You have pain or discomfort inside your body.
You have a fever or chills.
If a doctor thinks you have an abscess, he or she will decide if it needs to be
drained or if it can be treated another way, like with antibiotics.
If an abscess needs to be drained, the doctor will decide if it's best to pull
out the pus using a needle (called aspiration) or to make a small
cut in the abscess with a scalpel so the pus can drain out.
For a skin abscess, the doctor will probably use numbing medications before draining
an abscess so it's not too painful. After the doctor drains the abscess, he or she
may pack it with gauze. The gauze will soak up drainage and help the abscess heal.
An abscess that is deep inside the body might require surgery.
This may mean staying in the hospital for a while so doctors and nurses can be sure
the person heals properly.
How Can I Feel Better?
Your doctor will give you instructions about how to take care of an abscess so
it heals properly. Your doctor also might tell you to avoid specific activities until
the abscess heals. You may need to take antibiotics, and you (or your lucky mom or
dad!) might have to change a bandage regularly.
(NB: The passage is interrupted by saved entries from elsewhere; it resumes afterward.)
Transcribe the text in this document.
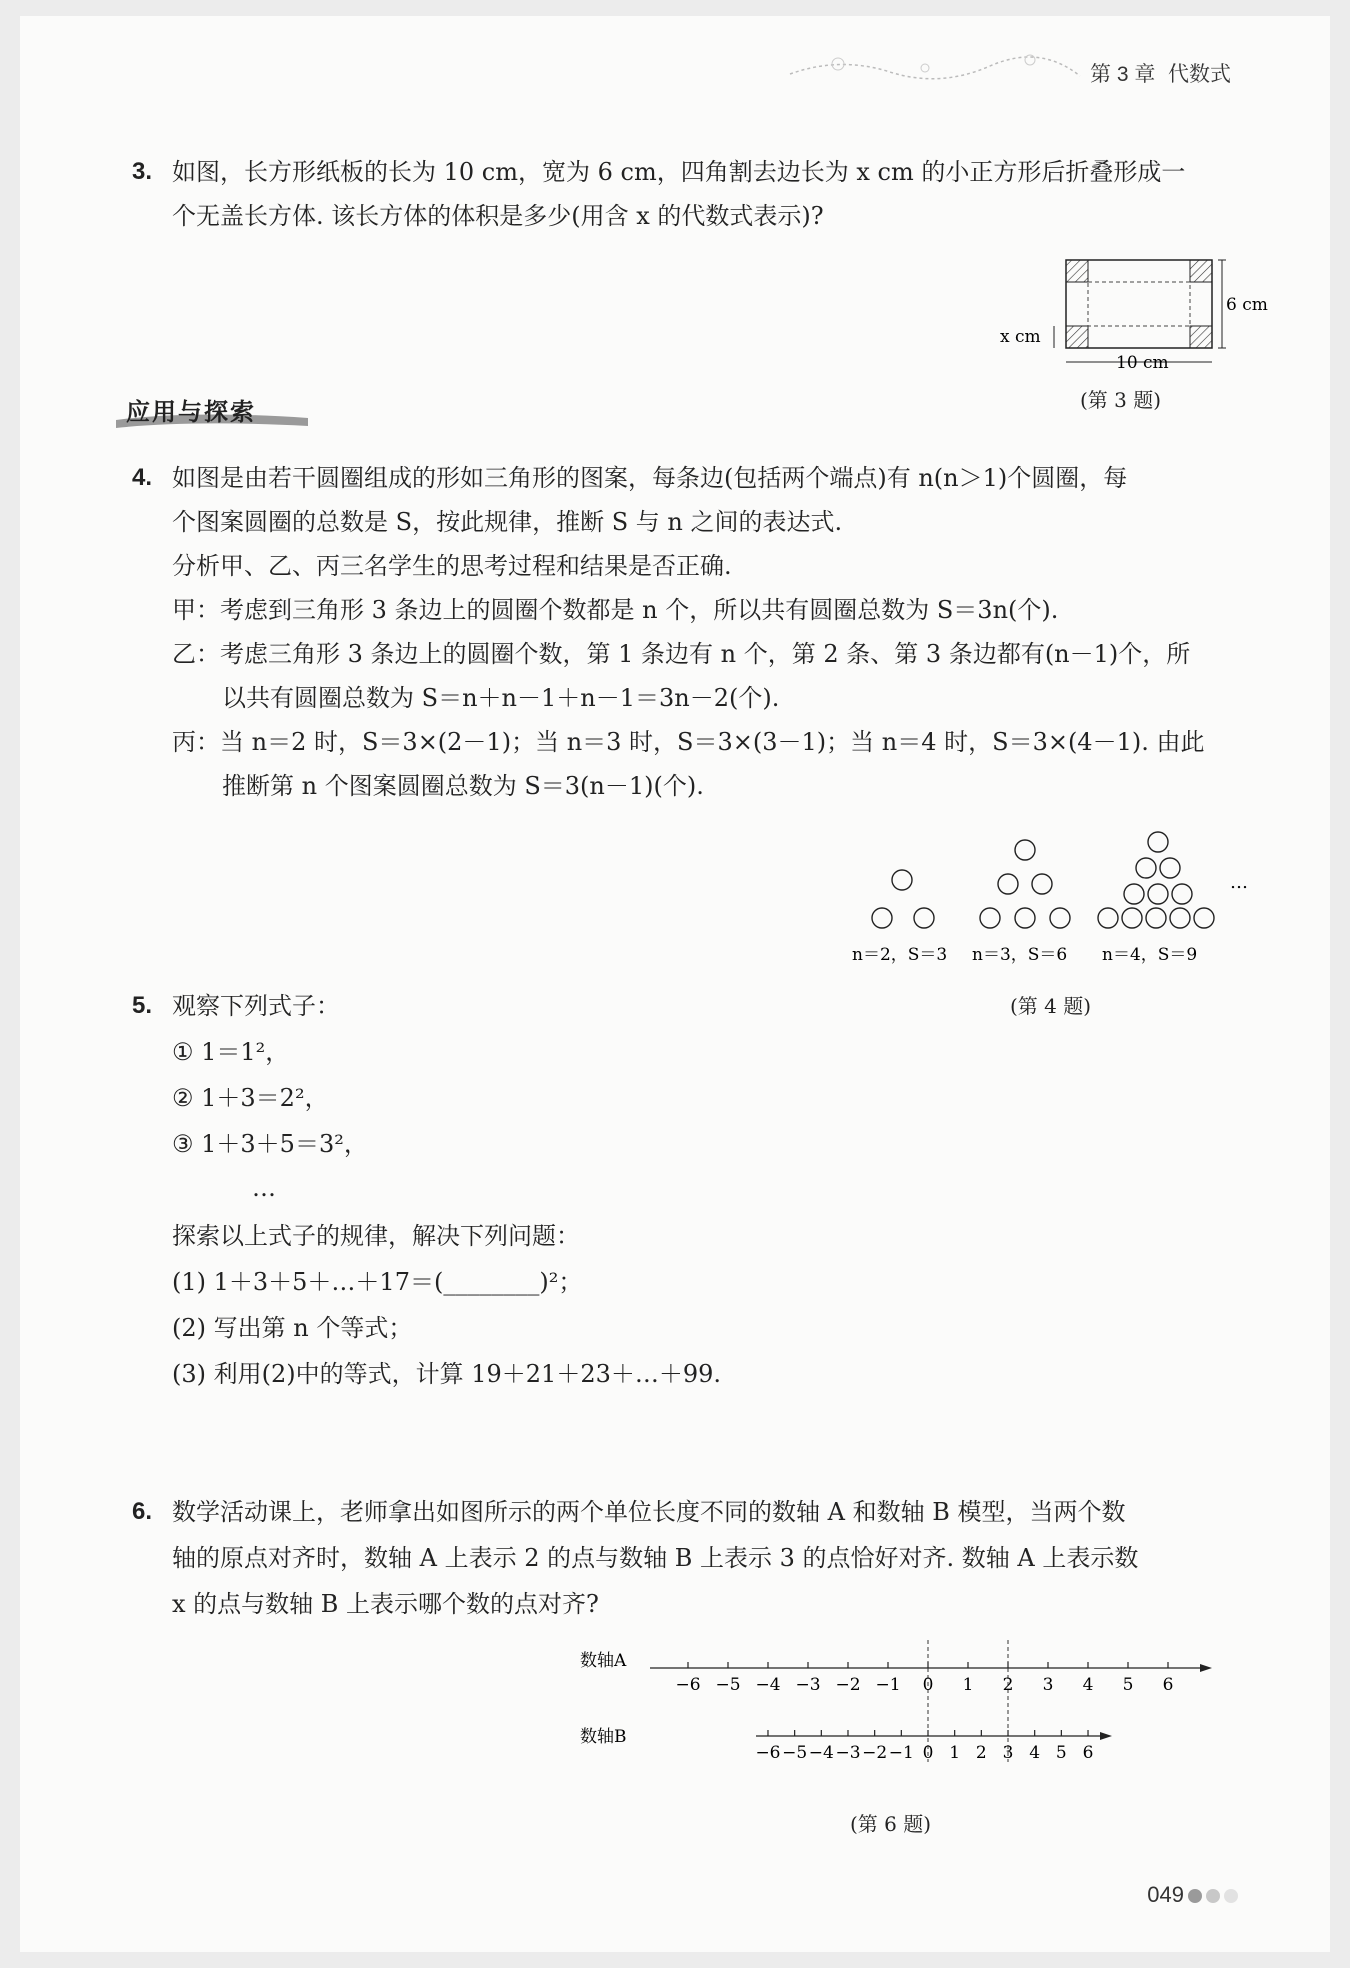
第 3 章 代数式
3. 如图，长方形纸板的长为 10 cm，宽为 6 cm，四角割去边长为 x cm 的小正方形后折叠形成一
个无盖长方体. 该长方体的体积是多少(用含 x 的代数式表示)?
6 cm
10 cm
x cm
(第 3 题)
应用与探索
4. 如图是由若干圆圈组成的形如三角形的图案，每条边(包括两个端点)有 n(n＞1)个圆圈，每
个图案圆圈的总数是 S，按此规律，推断 S 与 n 之间的表达式.
分析甲、乙、丙三名学生的思考过程和结果是否正确.
甲：考虑到三角形 3 条边上的圆圈个数都是 n 个，所以共有圆圈总数为 S＝3n(个).
乙：考虑三角形 3 条边上的圆圈个数，第 1 条边有 n 个，第 2 条、第 3 条边都有(n－1)个，所
以共有圆圈总数为 S＝n＋n－1＋n－1＝3n－2(个).
丙：当 n＝2 时，S＝3×(2－1)；当 n＝3 时，S＝3×(3－1)；当 n＝4 时，S＝3×(4－1). 由此
推断第 n 个图案圆圈总数为 S＝3(n－1)(个).
…
n＝2，S＝3 n＝3，S＝6 n＝4，S＝9
(第 4 题)
5. 观察下列式子：
① 1＝1²，
② 1＋3＝2²，
③ 1＋3＋5＝3²，
…
探索以上式子的规律，解决下列问题：
(1) 1＋3＋5＋…＋17＝(________)²；
(2) 写出第 n 个等式；
(3) 利用(2)中的等式，计算 19＋21＋23＋…＋99.
6. 数学活动课上，老师拿出如图所示的两个单位长度不同的数轴 A 和数轴 B 模型，当两个数
轴的原点对齐时，数轴 A 上表示 2 的点与数轴 B 上表示 3 的点恰好对齐. 数轴 A 上表示数
x 的点与数轴 B 上表示哪个数的点对齐?
数轴A
数轴B
−6 −5 −4 −3 −2 −1 0 1 2 3 4 5 6
−6 −5 −4 −3 −2 −1 0 1 2 3 4 5 6
(第 6 题)
049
If your doctor prescribes antibiotics, take all the medicine until it's
gone — even if you start feeling better.
If you have a skin abscess, take steps so you don't spread the infection
to anyone else. Don't share anything that's touched your abscess (like washcloths,
towels, athletic equipment, or razors).
Even after a visit to the doctor, you'll still need to keep an eye on the abscess.
Let your doctor know right away if it gets worse or if you develop a fever
If you have a skin abscess, your doctor might want to do tests to find out if you
have something called MRSA,
a kind of bacteria that can cause serious skin infections. MRSA infections need special
treatment because they are resistant to many kinds of antibiotics.
Can Abscesses Be Prevented?
Good hygiene is the best way to avoid infection. Keep cuts
and wounds clean, dry, and covered to protect them from germs. Also, don't share clothing,
towels, razors, or bed linens with anyone else. When these items get dirty, wash them
separately in very hot water.
Wash your hands well
and often using plain soap and water for at least 20 seconds each time. It's OK to
use alcohol-based instant hand sanitizers or wipes (the kind that you can pick up
at a drugstore) if you're not near any soap and water.